Achim - Ein Auffahrunfall auf der A 1 zwischen der Anschlussstelle Uphusen-Mahndorf und dem Bremer Kreuz in der Nacht zu Mittwoch hätte nach Angaben der Polizeiinspektion Verden/Osterholz durchaus auch tödliche Folgen haben können.

© Polizei
Die Beifahrerseite des Klein-Lkw wurde bis zum Laderaum eingedrückt. Ein Beifahrer hätte keine Überlebenschance gehabt.

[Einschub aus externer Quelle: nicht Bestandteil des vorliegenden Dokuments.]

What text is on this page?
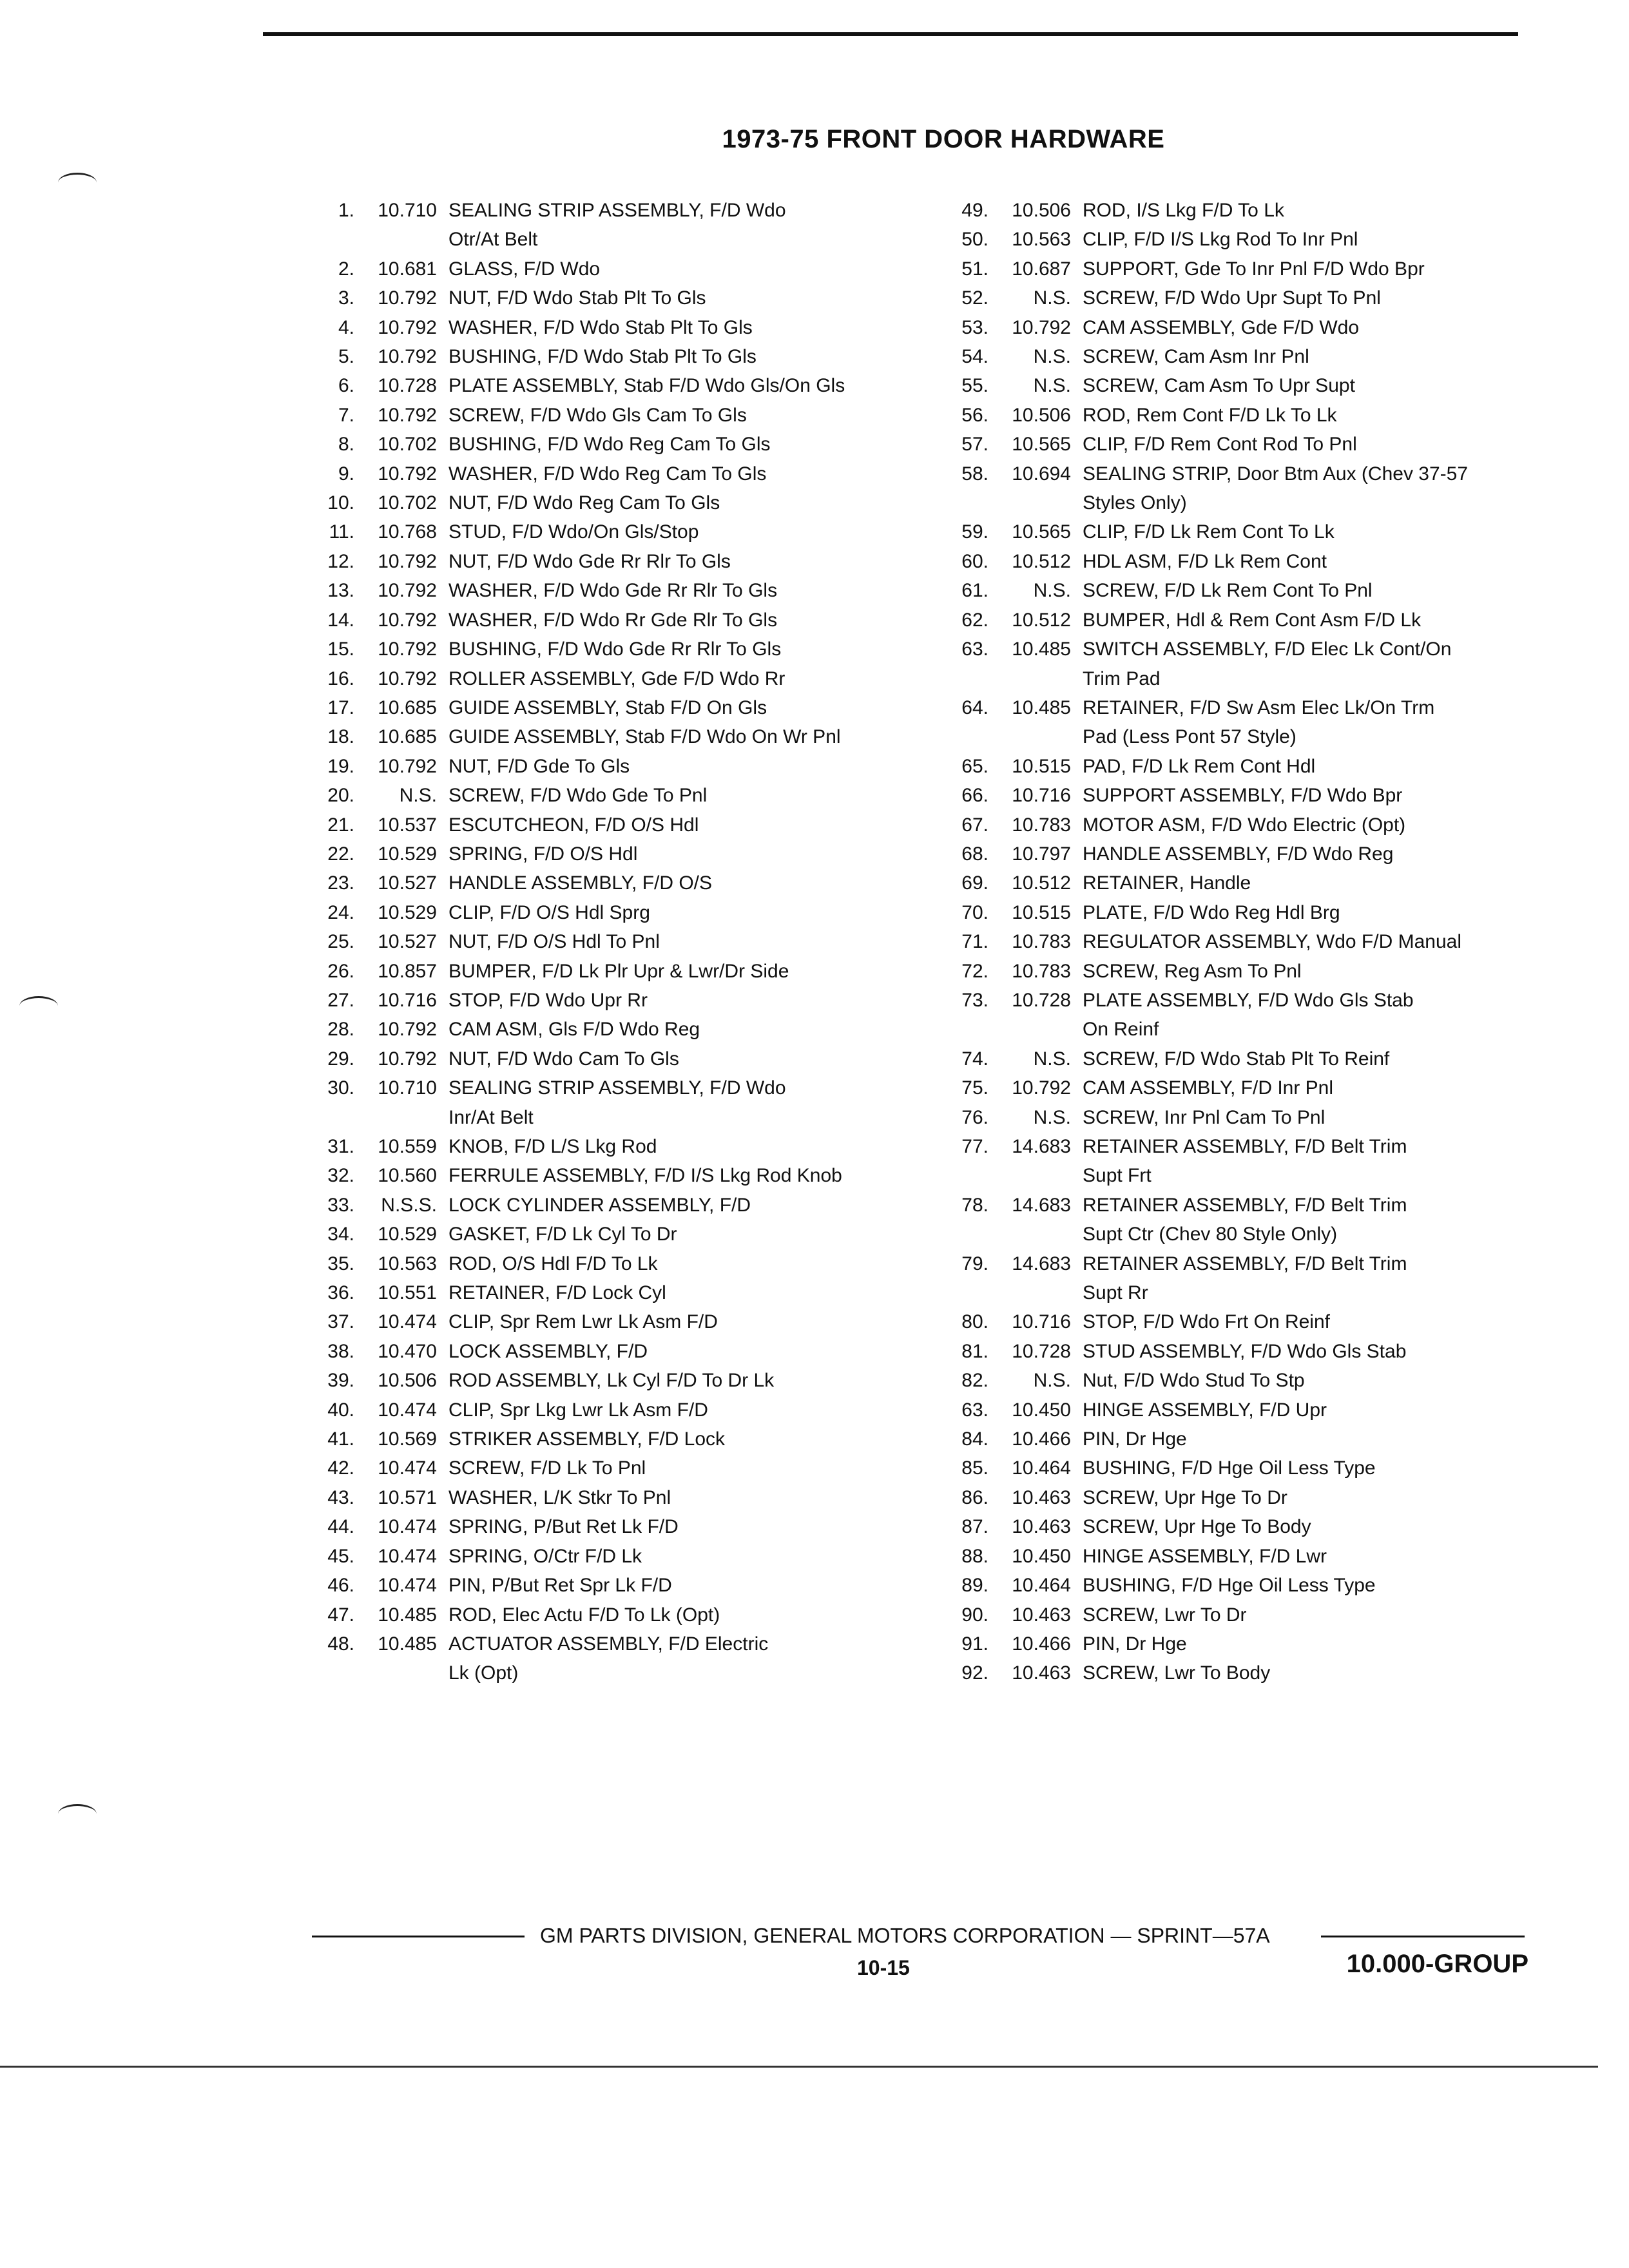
1973-75 FRONT DOOR HARDWARE
1.	10.710 SEALING STRIP ASSEMBLY, F/D Wdo
Otr/At Belt
2.	10.681 GLASS, F/D Wdo
3.	10.792 NUT, F/D Wdo Stab Plt To Gls
4.	10.792 WASHER, F/D Wdo Stab Plt To Gls
5.	10.792 BUSHING, F/D Wdo Stab Plt To Gls
6.	10.728 PLATE ASSEMBLY, Stab F/D Wdo Gls/On Gls
7.	10.792 SCREW, F/D Wdo Gls Cam To Gls
8.	10.702 BUSHING, F/D Wdo Reg Cam To Gls
9.	10.792 WASHER, F/D Wdo Reg Cam To Gls
10.	10.702 NUT, F/D Wdo Reg Cam To Gls
11.	10.768 STUD, F/D Wdo/On Gls/Stop
12.	10.792 NUT, F/D Wdo Gde Rr Rlr To Gls
13.	10.792 WASHER, F/D Wdo Gde Rr Rlr To Gls
14.	10.792 WASHER, F/D Wdo Rr Gde Rlr To Gls
15.	10.792 BUSHING, F/D Wdo Gde Rr Rlr To Gls
16.	10.792 ROLLER ASSEMBLY, Gde F/D Wdo Rr
17.	10.685 GUIDE ASSEMBLY, Stab F/D On Gls
18.	10.685 GUIDE ASSEMBLY, Stab F/D Wdo On Wr Pnl
19.	10.792 NUT, F/D Gde To Gls
20.	N.S. SCREW, F/D Wdo Gde To Pnl
21.	10.537 ESCUTCHEON, F/D O/S Hdl
22.	10.529 SPRING, F/D O/S Hdl
23.	10.527 HANDLE ASSEMBLY, F/D O/S
24.	10.529 CLIP, F/D O/S Hdl Sprg
25.	10.527 NUT, F/D O/S Hdl To Pnl
26.	10.857 BUMPER, F/D Lk Plr Upr & Lwr/Dr Side
27.	10.716 STOP, F/D Wdo Upr Rr
28.	10.792 CAM ASM, Gls F/D Wdo Reg
29.	10.792 NUT, F/D Wdo Cam To Gls
30.	10.710 SEALING STRIP ASSEMBLY, F/D Wdo
Inr/At Belt
31.	10.559 KNOB, F/D L/S Lkg Rod
32.	10.560 FERRULE ASSEMBLY, F/D I/S Lkg Rod Knob
33.	N.S.S. LOCK CYLINDER ASSEMBLY, F/D
34.	10.529 GASKET, F/D Lk Cyl To Dr
35.	10.563 ROD, O/S Hdl F/D To Lk
36.	10.551 RETAINER, F/D Lock Cyl
37.	10.474 CLIP, Spr Rem Lwr Lk Asm F/D
38.	10.470 LOCK ASSEMBLY, F/D
39.	10.506 ROD ASSEMBLY, Lk Cyl F/D To Dr Lk
40.	10.474 CLIP, Spr Lkg Lwr Lk Asm F/D
41.	10.569 STRIKER ASSEMBLY, F/D Lock
42.	10.474 SCREW, F/D Lk To Pnl
43.	10.571 WASHER, L/K Stkr To Pnl
44.	10.474 SPRING, P/But Ret Lk F/D
45.	10.474 SPRING, O/Ctr F/D Lk
46.	10.474 PIN, P/But Ret Spr Lk F/D
47.	10.485 ROD, Elec Actu F/D To Lk (Opt)
48.	10.485 ACTUATOR ASSEMBLY, F/D Electric
Lk (Opt)
49.	10.506 ROD, I/S Lkg F/D To Lk
50.	10.563 CLIP, F/D I/S Lkg Rod To Inr Pnl
51.	10.687 SUPPORT, Gde To Inr Pnl F/D Wdo Bpr
52.	N.S. SCREW, F/D Wdo Upr Supt To Pnl
53.	10.792 CAM ASSEMBLY, Gde F/D Wdo
54.	N.S. SCREW, Cam Asm Inr Pnl
55.	N.S. SCREW, Cam Asm To Upr Supt
56.	10.506 ROD, Rem Cont F/D Lk To Lk
57.	10.565 CLIP, F/D Rem Cont Rod To Pnl
58.	10.694 SEALING STRIP, Door Btm Aux (Chev 37-57
Styles Only)
59.	10.565 CLIP, F/D Lk Rem Cont To Lk
60.	10.512 HDL ASM, F/D Lk Rem Cont
61.	N.S. SCREW, F/D Lk Rem Cont To Pnl
62.	10.512 BUMPER, Hdl & Rem Cont Asm F/D Lk
63.	10.485 SWITCH ASSEMBLY, F/D Elec Lk Cont/On
Trim Pad
64.	10.485 RETAINER, F/D Sw Asm Elec Lk/On Trm
Pad (Less Pont 57 Style)
65.	10.515 PAD, F/D Lk Rem Cont Hdl
66.	10.716 SUPPORT ASSEMBLY, F/D Wdo Bpr
67.	10.783 MOTOR ASM, F/D Wdo Electric (Opt)
68.	10.797 HANDLE ASSEMBLY, F/D Wdo Reg
69.	10.512 RETAINER, Handle
70.	10.515 PLATE, F/D Wdo Reg Hdl Brg
71.	10.783 REGULATOR ASSEMBLY, Wdo F/D Manual
72.	10.783 SCREW, Reg Asm To Pnl
73.	10.728 PLATE ASSEMBLY, F/D Wdo Gls Stab
On Reinf
74.	N.S. SCREW, F/D Wdo Stab Plt To Reinf
75.	10.792 CAM ASSEMBLY, F/D Inr Pnl
76.	N.S. SCREW, Inr Pnl Cam To Pnl
77.	14.683 RETAINER ASSEMBLY, F/D Belt Trim
Supt Frt
78.	14.683 RETAINER ASSEMBLY, F/D Belt Trim
Supt Ctr (Chev 80 Style Only)
79.	14.683 RETAINER ASSEMBLY, F/D Belt Trim
Supt Rr
80.	10.716 STOP, F/D Wdo Frt On Reinf
81.	10.728 STUD ASSEMBLY, F/D Wdo Gls Stab
82.	N.S. Nut, F/D Wdo Stud To Stp
63.	10.450 HINGE ASSEMBLY, F/D Upr
84.	10.466 PIN, Dr Hge
85.	10.464 BUSHING, F/D Hge Oil Less Type
86.	10.463 SCREW, Upr Hge To Dr
87.	10.463 SCREW, Upr Hge To Body
88.	10.450 HINGE ASSEMBLY, F/D Lwr
89.	10.464 BUSHING, F/D Hge Oil Less Type
90.	10.463 SCREW, Lwr To Dr
91.	10.466 PIN, Dr Hge
92.	10.463 SCREW, Lwr To Body
GM PARTS DIVISION, GENERAL MOTORS CORPORATION — SPRINT—57A
10-15	10.000-GROUP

Ein Kurierfahrer aus dem Kreis Pinneberg fuhr nahezu ungebremst auf einen vorausfahrenden Sattelzug auf. Eigenen Angaben zufolge war der 26-jährige Kurierfahrer am Steuer seines Klein-Lastkrafwagens kurz eingenickt. Die Folge: Sein Transporter prallte mit der Beifahrerseite unter den hinteren Teil des Aufliegers und wurde bis zum Laderaum eingedrückt. Ein Beifahrer wäre dadurch regelrecht zerquetscht worden. Der 26-jährige Fahrer hatte Glück im Unglück. Er wurde zwar in den Trümmern seines Führerhauses eingeklemmt und musste von der Freiwilligen Feuerwehr Achim aus dem Führerhaus herausgeschnitten werden. Aber er trug verhältnismäßig leichte Verletzungen davon und konnte das Krankenhaus nach ambulanter Behandlung wieder verlassen. Der 56-jähriger Fahrer des Sattelzuges blieb unverletzt. Die Höhe des entstandenen Schadens wird von der Autobahnpolizei Langwedel mit rund 50.000 Euro angegeben. Zu nennenswerten Behinderungen kam es wegen des Unfalles nicht.